1> Difference's between sleep and yield state in Java ?
Do you mean sleep() and yield() methods of Thread class? If so,
Calling sleep() from any thread halts the execution of the given thread for a specific period of time without losing the monitor of the thread. On the other hand invoking Thread.yield() causes the currently executing thread object to temporarily pause and allow other/this thread to execute. And both, sleep() and yield() don't release the acquired lock!
I couldn't understand your next question!
|BSc in Electronic Eng| |SCJP 6.0 91%| |SCWCD 5 92%|
Sleep() means it will stop the execution of thread for a particular time.
yield() will change the state of thread form runing state to runnable state,so that the thread of same priority will get the chance to run.
Sleep throws Interrupted Exception i.e we have put call to sleep inside a try/catch block otherwise compiler error wil be throws.
Yield is a static method..
Both the sleep and yielddoesnot guarantee that they will do what they expect to do.
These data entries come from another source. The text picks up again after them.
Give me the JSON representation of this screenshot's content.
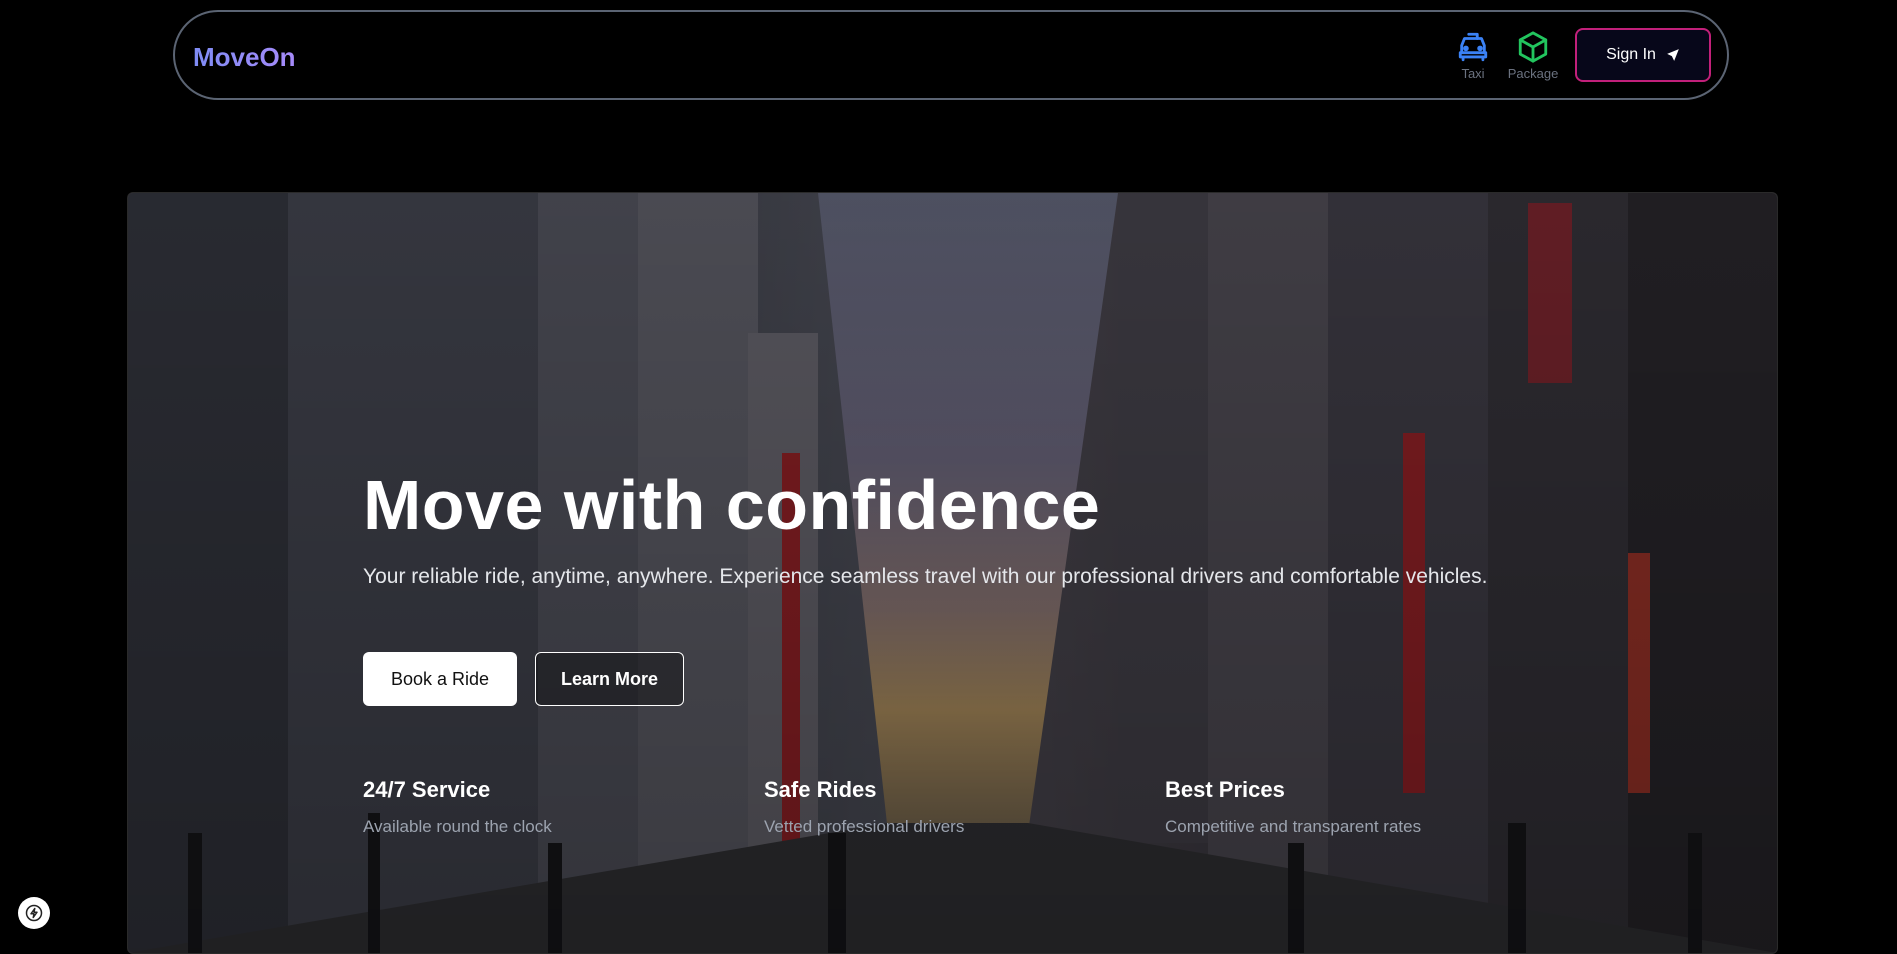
{
  "nav": {
    "brand": "MoveOn",
    "services": [
      {
        "label": "Taxi",
        "icon": "car-icon",
        "color": "#3b82f6"
      },
      {
        "label": "Package",
        "icon": "package-icon",
        "color": "#22c55e"
      }
    ],
    "sign_in_label": "Sign In",
    "sign_in_icon": "send-arrow-icon",
    "accent": "#c2207a"
  },
  "hero": {
    "title": "Move with confidence",
    "subtitle": "Your reliable ride, anytime, anywhere. Experience seamless travel with our professional drivers and comfortable vehicles.",
    "primary_cta": "Book a Ride",
    "secondary_cta": "Learn More",
    "background": "city-street-photo"
  },
  "features": [
    {
      "title": "24/7 Service",
      "description": "Available round the clock"
    },
    {
      "title": "Safe Rides",
      "description": "Vetted professional drivers"
    },
    {
      "title": "Best Prices",
      "description": "Competitive and transparent rates"
    }
  ],
  "dev_badge_icon": "lightning-icon"
}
As mentioned by above that both donot even release the lock on the acquire lock on the object
Shanky Sohar wrote:
We can invoke static method from a instance also.there will not be any problem..and also we can also invoke yield and sleep on the instance of a same object.
one will occupy a look on the class object other will occupy a look on a Class
I don't mean this. You can do whatever you've said! But, let's take threadA and threadB as two thread instances, and in you run() method of threadA, you invoked the sleep() method on threadB. What would happen?
static methods don't have any idea about instances of that class. So, the static methods are invoked on class basics, therefore, sleep() method will invoked on whatever the thread running at the time.
Hope you understood this! Is this para makes sense? Thanks!
Could you Please cite an example for this so that it can we used for later reference and be explained properly with comments...I have understood the basic differences but if you could oblige by citing an example it would be great enough.